Por lo tanto es dable plantear que el cuerpo no es algo dado de antemano, de naturaleza indiscutible, sino, por el contrario, hay tantas representaciones como sociedades haya y habrá que comprender la corporeidad como estructura simbólica que incluye imaginarios, conductas o nociones propias de cada grupo.
Bordieu (1979) sostiene que el cuerpo es la objetivación más indiscutible del gusto de clase. El hábitus, los comportamientos, los gustos, están ligados a una posición de dicha clase social.
En estos días, la apariencia física responde a la manera presentarse y representarse. Implica el modo de vestirse, la manera de peinarse, de arreglarse la cara y de cuidar el cuerpo, respondiendo a modalidades simbólicas según la pertenencia socio- cultural. David le Breton sostiene, en Sociología del cuerpo, que la presentación física parece valer socialmente como una presentación moral. La puesta en escena de la apariencia deja librado al hombre a la mirada del otro y, especialmente, al prejuicio que lo fija de entrada a una categoría moral por su aspecto, por un detalle de su vestimenta o por la forma de su cuerpo.
Este estereotipo pareciera ser renovado todo el tiempo por la lógica del consumo y la lógica del mercado tan característicos de nuestra época, la posmodernidad. Los cambios de la moda que repercuten en la ropa, en los cosméticos, en las prácticas físicas dan cuenta de ello, formando una constelación de productos “necesarios” y codiciados para poder acceder a cierto grupo social. Se valora al otro por lo que tiene, por lo que muestra, reduciéndolo a la mirada de los demás como mera cáscara, volviendo las relaciones sociales más medidas o más distantes.

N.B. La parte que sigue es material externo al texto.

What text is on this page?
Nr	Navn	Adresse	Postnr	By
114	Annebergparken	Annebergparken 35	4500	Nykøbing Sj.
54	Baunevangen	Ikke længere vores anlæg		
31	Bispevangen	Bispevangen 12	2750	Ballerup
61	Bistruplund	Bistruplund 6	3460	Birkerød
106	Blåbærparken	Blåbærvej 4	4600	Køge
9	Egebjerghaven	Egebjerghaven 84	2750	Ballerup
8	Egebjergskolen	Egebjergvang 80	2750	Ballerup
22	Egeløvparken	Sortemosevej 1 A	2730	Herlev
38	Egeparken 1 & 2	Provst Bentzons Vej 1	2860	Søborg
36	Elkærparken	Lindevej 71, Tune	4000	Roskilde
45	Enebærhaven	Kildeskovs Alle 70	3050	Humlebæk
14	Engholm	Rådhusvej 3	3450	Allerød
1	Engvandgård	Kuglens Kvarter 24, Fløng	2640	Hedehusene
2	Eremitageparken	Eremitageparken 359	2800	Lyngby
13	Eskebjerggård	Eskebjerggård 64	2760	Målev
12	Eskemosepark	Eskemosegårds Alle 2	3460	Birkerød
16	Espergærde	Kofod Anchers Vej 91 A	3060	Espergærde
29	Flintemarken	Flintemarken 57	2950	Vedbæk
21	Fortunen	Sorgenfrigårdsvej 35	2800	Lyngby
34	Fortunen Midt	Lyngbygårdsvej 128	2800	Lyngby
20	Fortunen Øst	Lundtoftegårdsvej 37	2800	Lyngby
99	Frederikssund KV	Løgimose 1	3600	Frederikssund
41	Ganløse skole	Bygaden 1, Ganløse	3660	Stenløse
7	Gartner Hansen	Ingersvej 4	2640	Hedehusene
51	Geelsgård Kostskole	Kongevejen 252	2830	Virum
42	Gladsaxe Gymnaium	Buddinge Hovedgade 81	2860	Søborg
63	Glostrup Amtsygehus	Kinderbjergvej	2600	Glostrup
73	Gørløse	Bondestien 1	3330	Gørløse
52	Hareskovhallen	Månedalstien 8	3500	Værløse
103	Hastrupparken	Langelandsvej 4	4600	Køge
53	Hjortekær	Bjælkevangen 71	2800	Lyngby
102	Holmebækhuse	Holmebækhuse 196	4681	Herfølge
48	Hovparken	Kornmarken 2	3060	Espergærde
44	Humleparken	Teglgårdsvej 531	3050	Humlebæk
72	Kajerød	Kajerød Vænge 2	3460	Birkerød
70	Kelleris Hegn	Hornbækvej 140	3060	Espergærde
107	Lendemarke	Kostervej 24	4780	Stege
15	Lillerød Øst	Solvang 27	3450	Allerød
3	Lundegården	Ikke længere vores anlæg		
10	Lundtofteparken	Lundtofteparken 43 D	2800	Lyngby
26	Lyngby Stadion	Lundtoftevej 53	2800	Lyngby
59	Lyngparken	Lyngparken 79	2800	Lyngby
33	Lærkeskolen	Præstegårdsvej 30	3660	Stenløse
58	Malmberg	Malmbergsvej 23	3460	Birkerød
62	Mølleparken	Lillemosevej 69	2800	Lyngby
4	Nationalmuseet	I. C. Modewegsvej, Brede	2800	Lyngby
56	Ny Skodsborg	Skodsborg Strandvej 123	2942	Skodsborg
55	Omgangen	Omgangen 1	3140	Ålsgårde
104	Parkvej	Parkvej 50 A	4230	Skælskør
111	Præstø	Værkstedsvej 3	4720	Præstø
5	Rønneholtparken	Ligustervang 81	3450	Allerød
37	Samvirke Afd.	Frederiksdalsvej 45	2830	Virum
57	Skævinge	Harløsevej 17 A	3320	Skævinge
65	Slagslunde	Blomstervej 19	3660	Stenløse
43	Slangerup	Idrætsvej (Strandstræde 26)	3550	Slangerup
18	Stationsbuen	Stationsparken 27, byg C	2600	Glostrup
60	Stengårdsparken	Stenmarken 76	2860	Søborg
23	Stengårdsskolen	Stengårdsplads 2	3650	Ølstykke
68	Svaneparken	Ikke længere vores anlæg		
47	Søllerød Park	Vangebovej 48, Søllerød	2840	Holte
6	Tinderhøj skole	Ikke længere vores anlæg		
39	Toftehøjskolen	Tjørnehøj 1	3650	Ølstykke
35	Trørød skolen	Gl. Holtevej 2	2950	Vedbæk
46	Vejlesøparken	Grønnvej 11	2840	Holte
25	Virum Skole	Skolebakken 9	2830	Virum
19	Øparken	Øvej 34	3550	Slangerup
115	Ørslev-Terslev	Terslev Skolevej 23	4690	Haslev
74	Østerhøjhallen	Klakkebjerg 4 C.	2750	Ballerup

Gilles Lipovetsky (1983) plantea que el interés febril por el cuerpo no es espontáneo, sino que responde a imperativos sociales para sostener el narcisismo y así llevar a cabo la misión de normalizar el cuerpo, imponiéndole un lugar predilecto en el discurso social, quedando asociado a un valor indiscutible, convertido en un objeto, en una mercancía, que se puede moldear o modificar según el gusto de una época. Discurso que no sólo es sostenido sólo por algunos sectores sociales, sino también por algunos medios de comunicación.

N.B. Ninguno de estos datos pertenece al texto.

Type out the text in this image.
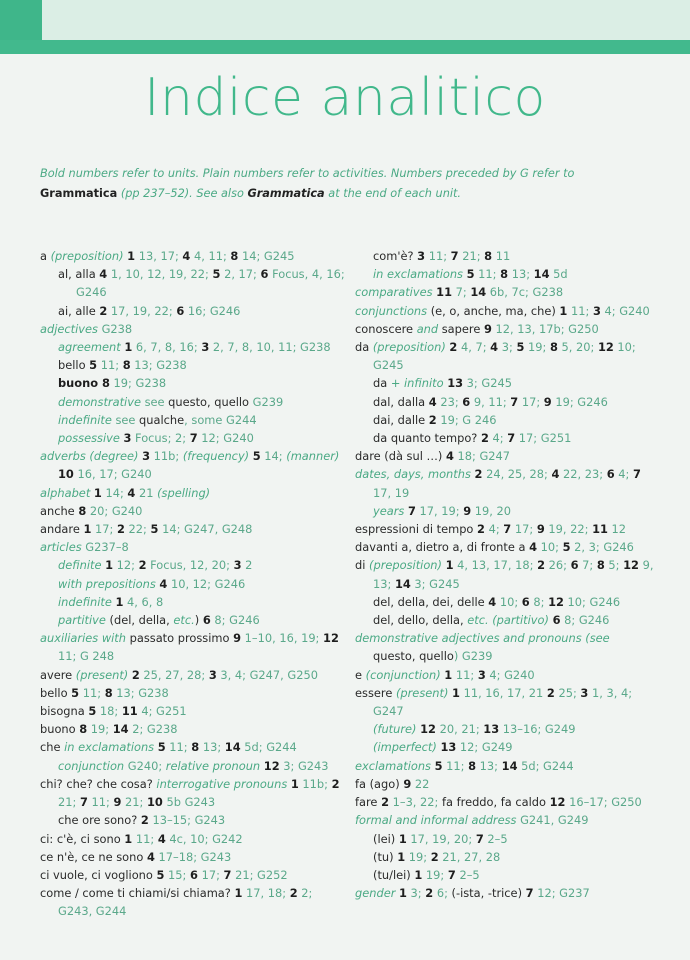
Indice analitico
Bold numbers refer to units. Plain numbers refer to activities. Numbers preceded by G refer to Grammatica (pp 237–52). See also Grammatica at the end of each unit.
a (preposition) 1 13, 17; 4 4, 11; 8 14; G245
al, alla 4 1, 10, 12, 19, 22; 5 2, 17; 6 Focus, 4, 16; G246
ai, alle 2 17, 19, 22; 6 16; G246
adjectives G238
agreement 1 6, 7, 8, 16; 3 2, 7, 8, 10, 11; G238
bello 5 11; 8 13; G238
buono 8 19; G238
demonstrative see questo, quello G239
indefinite see qualche, some G244
possessive 3 Focus; 2; 7 12; G240
adverbs (degree) 3 11b; (frequency) 5 14; (manner) 10 16, 17; G240
alphabet 1 14; 4 21 (spelling)
anche 8 20; G240
andare 1 17; 2 22; 5 14; G247, G248
articles G237–8
definite 1 12; 2 Focus, 12, 20; 3 2
with prepositions 4 10, 12; G246
indefinite 1 4, 6, 8
partitive (del, della, etc.) 6 8; G246
auxiliaries with passato prossimo 9 1–10, 16, 19; 12 11; G 248
avere (present) 2 25, 27, 28; 3 3, 4; G247, G250
bello 5 11; 8 13; G238
bisogna 5 18; 11 4; G251
buono 8 19; 14 2; G238
che in exclamations 5 11; 8 13; 14 5d; G244
conjunction G240; relative pronoun 12 3; G243
chi? che? che cosa? interrogative pronouns 1 11b; 2 21; 7 11; 9 21; 10 5b G243
che ore sono? 2 13–15; G243
ci: c'è, ci sono 1 11; 4 4c, 10; G242
ce n'è, ce ne sono 4 17–18; G243
ci vuole, ci vogliono 5 15; 6 17; 7 21; G252
come / come ti chiami/si chiama? 1 17, 18; 2 2; G243, G244
com'è? 3 11; 7 21; 8 11
in exclamations 5 11; 8 13; 14 5d
comparatives 11 7; 14 6b, 7c; G238
conjunctions (e, o, anche, ma, che) 1 11; 3 4; G240
conoscere and sapere 9 12, 13, 17b; G250
da (preposition) 2 4, 7; 4 3; 5 19; 8 5, 20; 12 10; G245
da + infinito 13 3; G245
dal, dalla 4 23; 6 9, 11; 7 17; 9 19; G246
dai, dalle 2 19; G 246
da quanto tempo? 2 4; 7 17; G251
dare (dà sul …) 4 18; G247
dates, days, months 2 24, 25, 28; 4 22, 23; 6 4; 7 17, 19
years 7 17, 19; 9 19, 20
espressioni di tempo 2 4; 7 17; 9 19, 22; 11 12
davanti a, dietro a, di fronte a 4 10; 5 2, 3; G246
di (preposition) 1 4, 13, 17, 18; 2 26; 6 7; 8 5; 12 9, 13; 14 3; G245
del, della, dei, delle 4 10; 6 8; 12 10; G246
del, dello, della, etc. (partitivo) 6 8; G246
demonstrative adjectives and pronouns (see questo, quello) G239
e (conjunction) 1 11; 3 4; G240
essere (present) 1 11, 16, 17, 21 2 25; 3 1, 3, 4; G247
(future) 12 20, 21; 13 13–16; G249
(imperfect) 13 12; G249
exclamations 5 11; 8 13; 14 5d; G244
fa (ago) 9 22
fare 2 1–3, 22; fa freddo, fa caldo 12 16–17; G250
formal and informal address G241, G249
(lei) 1 17, 19, 20; 7 2–5
(tu) 1 19; 2 21, 27, 28
(tu/lei) 1 19; 7 2–5
gender 1 3; 2 6; (-ista, -trice) 7 12; G237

Hoy el cuerpo no sólo ha cambiado por el aseo, las dietas o la gimnasia, sino que se ha recurrido a la cosmética (cremas antiarrugas, fangos o lociones para la caída del cabello) y a la cirugía estética masiva. De este modo, ocuparse del cuerpo adquiere un lugar preponderante en la sociedad actual. Se hace ostentación del bronceado, de la piel lisa, de la flexibilidad corporal. El cuerpo es mostrado y se trabaja muy arduo para ello. No sólo importa el resultado, sino el hecho de haber dedicado tiempo para embellecerse. Esto no sería peligroso si fuera pensado en función de la salud para mejorar la calidad de vida.
Resignarse a envejecer no es una virtud de esta época, el principal objetivo es ser eternamente joven. Cabría preguntarse si esta “liberación” del cuerpo, característica de este siglo, es en realidad eso o, en definitiva, sólo se habrá liberado el hombre cuando haya desaparecido toda preocupación por el cuerpo.